Некоторое время сидели в молчании, прислушиваясь к трагическому рыданию скрипок.

— Я, кажется, начинаю понимать, — сказал Бубенцов и кивнул на спящего Шлягера. — Газетку гадёныш не зря принёс, на виду положил. Про ограбление-то. Похоже на то, что нас разыгрывают.

— Может, шоу? — предположил Бермудес. — Обрати внимание, вон там, в углу, поблескивает? Не исключено, у них везде тут телекамеры расставлены.

Поросюк прищурился и завертел головой.

— Не нравится мне всё это! — Бубенцов со злобою покосился на Шлягера. — Эта сволочь сразу не глянулась.

— Ты бы сумку вернул ему, — сказал Поросюк. — С него же спросят, куда дел реквизит. Хоть, будем говорить, и алкоголик, а жалко его.

— Сумки больше нет! Я бомжа встретил у входа. «Дай, — говорит, — взаймы сколько-нибудь до Омска!» Я и не удержался. «На, — говорю. — Бери!» Эффектно получилось. Как он стрекача-то дал с миллионами бутафорскими!..

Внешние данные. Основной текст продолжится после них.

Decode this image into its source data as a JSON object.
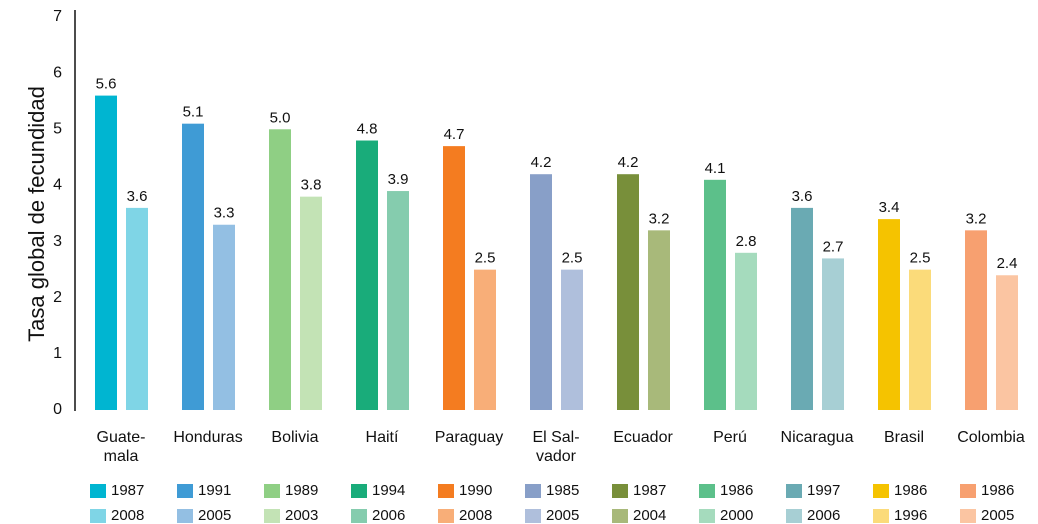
{
  "chart_data": {
    "type": "bar",
    "ylabel": "Tasa global de fecundidad",
    "categories": [
      "Guate-\nmala",
      "Honduras",
      "Bolivia",
      "Haití",
      "Paraguay",
      "El Sal-\nvador",
      "Ecuador",
      "Perú",
      "Nicaragua",
      "Brasil",
      "Colombia"
    ],
    "years": [
      [
        "1987",
        "2008"
      ],
      [
        "1991",
        "2005"
      ],
      [
        "1989",
        "2003"
      ],
      [
        "1994",
        "2006"
      ],
      [
        "1990",
        "2008"
      ],
      [
        "1985",
        "2005"
      ],
      [
        "1987",
        "2004"
      ],
      [
        "1986",
        "2000"
      ],
      [
        "1997",
        "2006"
      ],
      [
        "1986",
        "1996"
      ],
      [
        "1986",
        "2005"
      ]
    ],
    "values": [
      [
        5.6,
        3.6
      ],
      [
        5.1,
        3.3
      ],
      [
        5.0,
        3.8
      ],
      [
        4.8,
        3.9
      ],
      [
        4.7,
        2.5
      ],
      [
        4.2,
        2.5
      ],
      [
        4.2,
        3.2
      ],
      [
        4.1,
        2.8
      ],
      [
        3.6,
        2.7
      ],
      [
        3.4,
        2.5
      ],
      [
        3.2,
        2.4
      ]
    ],
    "value_labels": [
      [
        "5.6",
        "3.6"
      ],
      [
        "5.1",
        "3.3"
      ],
      [
        "5.0",
        "3.8"
      ],
      [
        "4.8",
        "3.9"
      ],
      [
        "4.7",
        "2.5"
      ],
      [
        "4.2",
        "2.5"
      ],
      [
        "4.2",
        "3.2"
      ],
      [
        "4.1",
        "2.8"
      ],
      [
        "3.6",
        "2.7"
      ],
      [
        "3.4",
        "2.5"
      ],
      [
        "3.2",
        "2.4"
      ]
    ],
    "colors": [
      [
        "#00b5d1",
        "#7fd5e6"
      ],
      [
        "#3f9bd5",
        "#93bfe3"
      ],
      [
        "#8fcf84",
        "#c3e3b5"
      ],
      [
        "#19ac7a",
        "#85ccae"
      ],
      [
        "#f47c20",
        "#f8ae78"
      ],
      [
        "#889fc8",
        "#afbfdc"
      ],
      [
        "#788f3a",
        "#a8b97a"
      ],
      [
        "#5cc08a",
        "#a5dbbd"
      ],
      [
        "#6aaab3",
        "#a7cfd4"
      ],
      [
        "#f5c300",
        "#fbdb7a"
      ],
      [
        "#f7a070",
        "#fbc5a2"
      ]
    ],
    "ylim": [
      0,
      7
    ],
    "yticks": [
      0,
      1,
      2,
      3,
      4,
      5,
      6,
      7
    ],
    "grid": false
  }
}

Ухо Шлягера навострилось, тонко затрепетало. Во сне он всхрапнул, дрыгнул длинной ногой в кирзовом ботинке.

— Сволочь, — отреагировал Бубенцов. — Ненавижу пьяных скотов. Давил бы.

Далёкая флейта тоненько просвистела начало «Марша лейб-гвардии Преображенского полка». То у мёртвого Шлягера ожил мобильный телефон. Шлягер пробудился, встряхнулся. Поглядел острым глазком на Бубенцова, потянул одним пальцем за колечко телефон из нагрудного кармана, прижал ухом к плечу.

— Алё? — пьяно кривляясь, крикнул он. — Говорите! Кто на проводе?

И тотчас осёкся, услышав ответ. Видно, страшен был голос далёкого собеседника.

2

Лицо Шлягера стало быстро застывать. Впалые щёки втянулись ещё больше, приобрели мертвенный оттенок, точно на них легла серая мраморная пыль. Шлягера, казалось, разбил внезапный паралич. Телефон вырвался из ослабевших пальцев, прыгнул на грудь, скатился на пол, завертелся юлой. Что-то всхлипнуло, лопнуло внутри Шлягера, он сорвался со стула, заламывая руки, подлетел к Бубенцову.

— А-де-сэ-той-бом-с? — проверещал Шлягер.

— Где той бомж? — Ерошка подхватился с места, схватил Шлягера за лацканы макинтоша, встряхнул. — Где бомж? Я тебе покажу. Гнида!

— Ого-дите-зе-вы-ы! — Шлягер выл, бился в руках Ерофея, пытаясь освободить пережатое горло. — О-ого-зиде-зе... Юде-зе-ругом!